Лидия отвернулась от него и тихо высвободила свою руку. Она поняла, что в сущности получила ответ на свой вопрос.
IX
Некоторые черты характера, унаследованные маркизом Эглинтоном от его деда-англичанина, были причиной того, что милорд для своего petit-lever выбрал себе более изысканный костюм, чем тот, какого требовал строгий придворный этикет. Согласно предписанию моды и обычаю, в то самое время, как он, сидя со спущенными ногами на краю постели, так решительно потребовал в половине одиннадцатого у Ахилла свои башмаки, он должен был иметь на себе пестрый халат, отделанную кружевом ночную сорочку и высокий ночной колпак с кисточкой, вместо отсутствующего у него парика. Тогда, по крайней мере, все окружавшие его знатные вельможи знали бы, что им делать. Все они присутствовали на petits-levers королей, министров, куртизанок, насколько их обязывали к этому их происхождение и положение при дворе. Графиня де Стэнвиль в таком случае отошла бы в сторону с низким реверансом, может быть, нежно улыбаясь и делая глазки, благо ей разрешалось свободное обращение; а Ахилл, с надлежащей церемонией, подобающей такому торжественному действию, передал бы дневную сорочку господина контролера самому знатному из присутствующих, который так же торжественно надел бы ее на милорда. По окончании этой важной церемонии весь остальной туалет великого человека мог быть закончен камердинером. Но слыханное ли дело, чтобы petit-lever министра обошлось без помощи принца крови или по крайней мере маршала Франции?
Однако, очевидно, у «маленького англичанина» были на этот счет свои собственные понятия, без сомнения унаследованные им от предков, и напрасно Ахилл убеждал своего господина не нарушать так бесцеремонно придворного этикета Франции: в этом отношении все его старания оказывались тщетны.
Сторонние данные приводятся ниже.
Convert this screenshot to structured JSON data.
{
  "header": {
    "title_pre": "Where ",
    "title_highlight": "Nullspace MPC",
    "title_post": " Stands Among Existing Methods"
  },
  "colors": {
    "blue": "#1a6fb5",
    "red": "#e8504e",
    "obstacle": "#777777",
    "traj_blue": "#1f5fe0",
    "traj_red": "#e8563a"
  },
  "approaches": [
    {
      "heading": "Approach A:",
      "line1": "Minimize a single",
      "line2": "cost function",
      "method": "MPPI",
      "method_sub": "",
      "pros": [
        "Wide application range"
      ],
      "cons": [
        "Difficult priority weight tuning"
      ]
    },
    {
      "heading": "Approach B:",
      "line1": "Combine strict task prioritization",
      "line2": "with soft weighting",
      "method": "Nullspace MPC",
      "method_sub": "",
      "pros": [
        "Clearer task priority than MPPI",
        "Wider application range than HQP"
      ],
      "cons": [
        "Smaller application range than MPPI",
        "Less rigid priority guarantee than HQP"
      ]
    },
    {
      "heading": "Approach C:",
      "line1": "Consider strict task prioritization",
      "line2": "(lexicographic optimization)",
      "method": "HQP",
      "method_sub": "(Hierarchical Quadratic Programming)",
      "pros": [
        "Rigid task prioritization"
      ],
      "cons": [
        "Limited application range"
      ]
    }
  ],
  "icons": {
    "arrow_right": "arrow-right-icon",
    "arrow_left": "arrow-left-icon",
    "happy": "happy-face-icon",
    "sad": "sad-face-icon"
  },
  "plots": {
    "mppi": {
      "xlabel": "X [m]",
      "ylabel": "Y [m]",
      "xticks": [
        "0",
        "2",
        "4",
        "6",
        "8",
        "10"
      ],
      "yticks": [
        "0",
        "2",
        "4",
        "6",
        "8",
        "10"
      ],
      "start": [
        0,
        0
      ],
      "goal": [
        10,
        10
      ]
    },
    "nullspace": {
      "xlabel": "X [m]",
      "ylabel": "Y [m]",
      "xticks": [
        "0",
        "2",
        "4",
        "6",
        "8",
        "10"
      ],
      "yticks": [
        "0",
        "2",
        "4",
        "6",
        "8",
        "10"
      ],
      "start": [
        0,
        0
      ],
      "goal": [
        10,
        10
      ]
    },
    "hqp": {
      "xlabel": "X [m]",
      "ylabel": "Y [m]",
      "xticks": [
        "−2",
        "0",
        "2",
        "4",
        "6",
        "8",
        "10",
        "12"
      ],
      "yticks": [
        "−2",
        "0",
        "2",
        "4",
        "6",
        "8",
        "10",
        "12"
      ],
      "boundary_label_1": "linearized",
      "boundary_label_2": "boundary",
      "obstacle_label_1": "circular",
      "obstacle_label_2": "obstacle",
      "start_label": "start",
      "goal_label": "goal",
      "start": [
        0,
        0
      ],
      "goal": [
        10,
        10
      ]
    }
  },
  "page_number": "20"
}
Д’Аржансон, присутствовавший на petit-lever министра 13-го августа 1746 года, рассказывает, что, когда милорд потребовал свои башмаки на целых десять минут раньше, чем следовало, выслушав нежные упреки графини де Стэнвиль за его более чем нелюбезную поспешность, он был уже наполовину одет. Правда, на нем бьит пестрый халат, с красивой вышитой отделкой, но, когда он с чисто мальчишеским жестом нетерпения сбросил с себя одеяло, то оказался в прелестно гофрированной денной сорочке, панталонах из тонкого сукна и белых шелковых чулках. Парик, правда, еще отсутствовал, но зато не было и ночного колпака; у милорда, по присущей всей британской нации эксцентричности, была сделана прическа из слегка напудренных собственных волос, перевязанных на затылке широким черным шелковым бантом. Лицо Ахилла приняло непроницаемое, каменное выражение; только едва заметный вздох вырвался из его груди при виде такого пренебрежения к придворному этикету.
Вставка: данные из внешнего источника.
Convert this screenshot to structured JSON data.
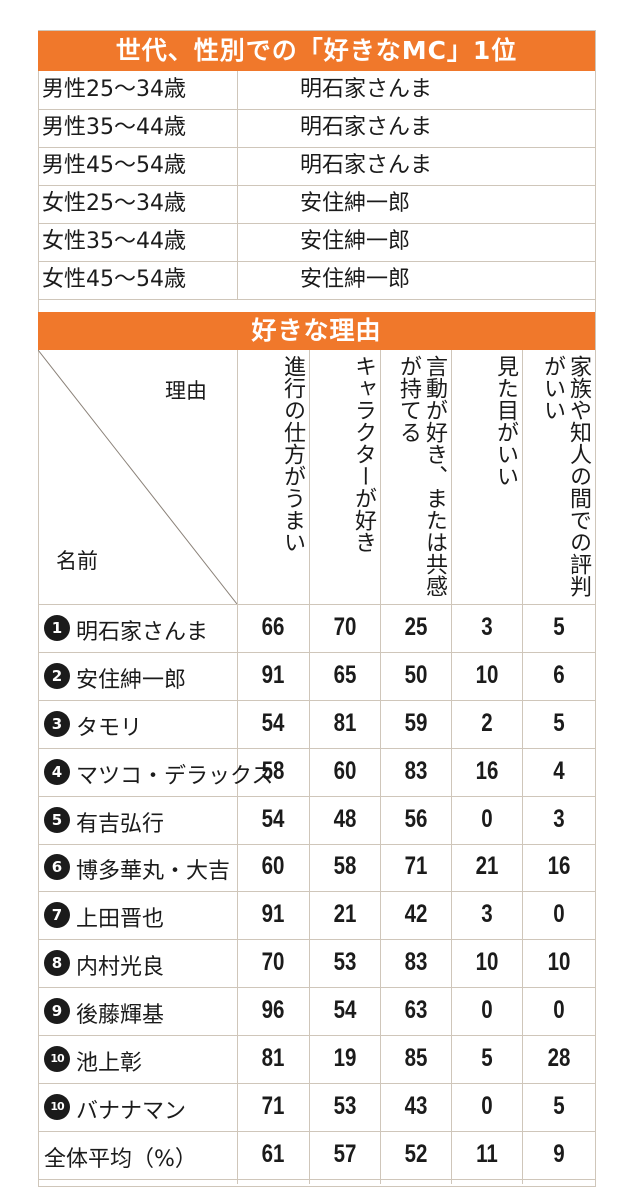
{
  "top_table": {
    "title": "世代、性別での「好きなMC」1位",
    "rows": [
      {
        "group": "男性25～34歳",
        "name": "明石家さんま"
      },
      {
        "group": "男性35～44歳",
        "name": "明石家さんま"
      },
      {
        "group": "男性45～54歳",
        "name": "明石家さんま"
      },
      {
        "group": "女性25～34歳",
        "name": "安住紳一郎"
      },
      {
        "group": "女性35～44歳",
        "name": "安住紳一郎"
      },
      {
        "group": "女性45～54歳",
        "name": "安住紳一郎"
      }
    ]
  },
  "reasons_table": {
    "title": "好きな理由",
    "corner_top": "理由",
    "corner_bottom": "名前",
    "columns": [
      "進行の仕方がうまい",
      "キャラクターが好き",
      "言動が好き、または共感が持てる",
      "見た目がいい",
      "家族や知人の間での評判がいい"
    ],
    "rows": [
      {
        "rank": "1",
        "name": "明石家さんま",
        "values": [
          "66",
          "70",
          "25",
          "3",
          "5"
        ]
      },
      {
        "rank": "2",
        "name": "安住紳一郎",
        "values": [
          "91",
          "65",
          "50",
          "10",
          "6"
        ]
      },
      {
        "rank": "3",
        "name": "タモリ",
        "values": [
          "54",
          "81",
          "59",
          "2",
          "5"
        ]
      },
      {
        "rank": "4",
        "name": "マツコ・デラックス",
        "values": [
          "58",
          "60",
          "83",
          "16",
          "4"
        ]
      },
      {
        "rank": "5",
        "name": "有吉弘行",
        "values": [
          "54",
          "48",
          "56",
          "0",
          "3"
        ]
      },
      {
        "rank": "6",
        "name": "博多華丸・大吉",
        "values": [
          "60",
          "58",
          "71",
          "21",
          "16"
        ]
      },
      {
        "rank": "7",
        "name": "上田晋也",
        "values": [
          "91",
          "21",
          "42",
          "3",
          "0"
        ]
      },
      {
        "rank": "8",
        "name": "内村光良",
        "values": [
          "70",
          "53",
          "83",
          "10",
          "10"
        ]
      },
      {
        "rank": "9",
        "name": "後藤輝基",
        "values": [
          "96",
          "54",
          "63",
          "0",
          "0"
        ]
      },
      {
        "rank": "10",
        "name": "池上彰",
        "values": [
          "81",
          "19",
          "85",
          "5",
          "28"
        ]
      },
      {
        "rank": "10",
        "name": "バナナマン",
        "values": [
          "71",
          "53",
          "43",
          "0",
          "5"
        ]
      }
    ],
    "average": {
      "name": "全体平均（%）",
      "values": [
        "61",
        "57",
        "52",
        "11",
        "9"
      ]
    }
  }
}
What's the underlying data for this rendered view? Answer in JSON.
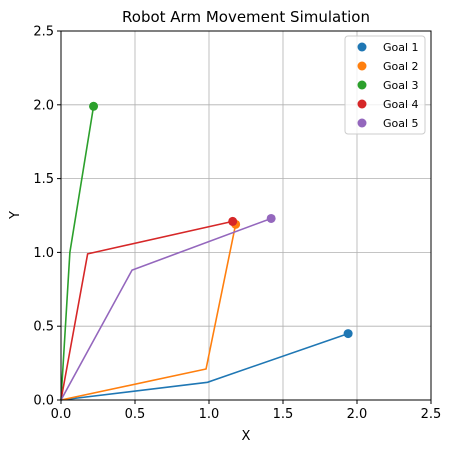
{
  "chart_data": {
    "type": "line",
    "title": "Robot Arm Movement Simulation",
    "xlabel": "X",
    "ylabel": "Y",
    "xlim": [
      0,
      2.5
    ],
    "ylim": [
      0,
      2.5
    ],
    "grid": true,
    "legend_position": "top-right",
    "xticks": [
      "0.0",
      "0.5",
      "1.0",
      "1.5",
      "2.0",
      "2.5"
    ],
    "yticks": [
      "0.0",
      "0.5",
      "1.0",
      "1.5",
      "2.0",
      "2.5"
    ],
    "series": [
      {
        "name": "Goal 1",
        "color": "#1f77b4",
        "arm": [
          [
            0,
            0
          ],
          [
            0.99,
            0.12
          ],
          [
            1.94,
            0.45
          ]
        ],
        "goal": [
          1.94,
          0.45
        ]
      },
      {
        "name": "Goal 2",
        "color": "#ff7f0e",
        "arm": [
          [
            0,
            0
          ],
          [
            0.98,
            0.21
          ],
          [
            1.18,
            1.19
          ]
        ],
        "goal": [
          1.18,
          1.19
        ]
      },
      {
        "name": "Goal 3",
        "color": "#2ca02c",
        "arm": [
          [
            0,
            0
          ],
          [
            0.06,
            1.0
          ],
          [
            0.22,
            1.99
          ]
        ],
        "goal": [
          0.22,
          1.99
        ]
      },
      {
        "name": "Goal 4",
        "color": "#d62728",
        "arm": [
          [
            0,
            0
          ],
          [
            0.18,
            0.99
          ],
          [
            1.16,
            1.21
          ]
        ],
        "goal": [
          1.16,
          1.21
        ]
      },
      {
        "name": "Goal 5",
        "color": "#9467bd",
        "arm": [
          [
            0,
            0
          ],
          [
            0.48,
            0.88
          ],
          [
            1.42,
            1.23
          ]
        ],
        "goal": [
          1.42,
          1.23
        ]
      }
    ]
  }
}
В самый разгар обсуждения с графиней де Стэнвиль вопроса о том, насколько удачно будет сочетание ярко-розового цвета с бирюзовым, Эглинтон, неожиданно прервав спор, потребовал свои башмаки. Неудивительно, что Ирэна при этом надула губки; впрочем, это выходило у нее очень мило.
— Если бы я была так счастлива, что моя глупая болтовня доставляла удовольствие милорду, — сказала она, — то вы не спешили бы отделаться от моего общества.
— Нет, графиня, позвольте мне объяснить вам, — любезно возразил Эглинтон. — Помните, что последние полчаса я имел счастье быть недостойной целью стрел, направленных в меня вашим умом и красотой. Но теперь я чувствую себя совершенно беспомощным без своего жилета и башмаков. Я похож на несчастного воина, которому помешали надеть оружие в то самое время, как он столкнулся лицом к лицу с могущественным неприятелем.
— Вы забываете этикет, — возразила Ирэна.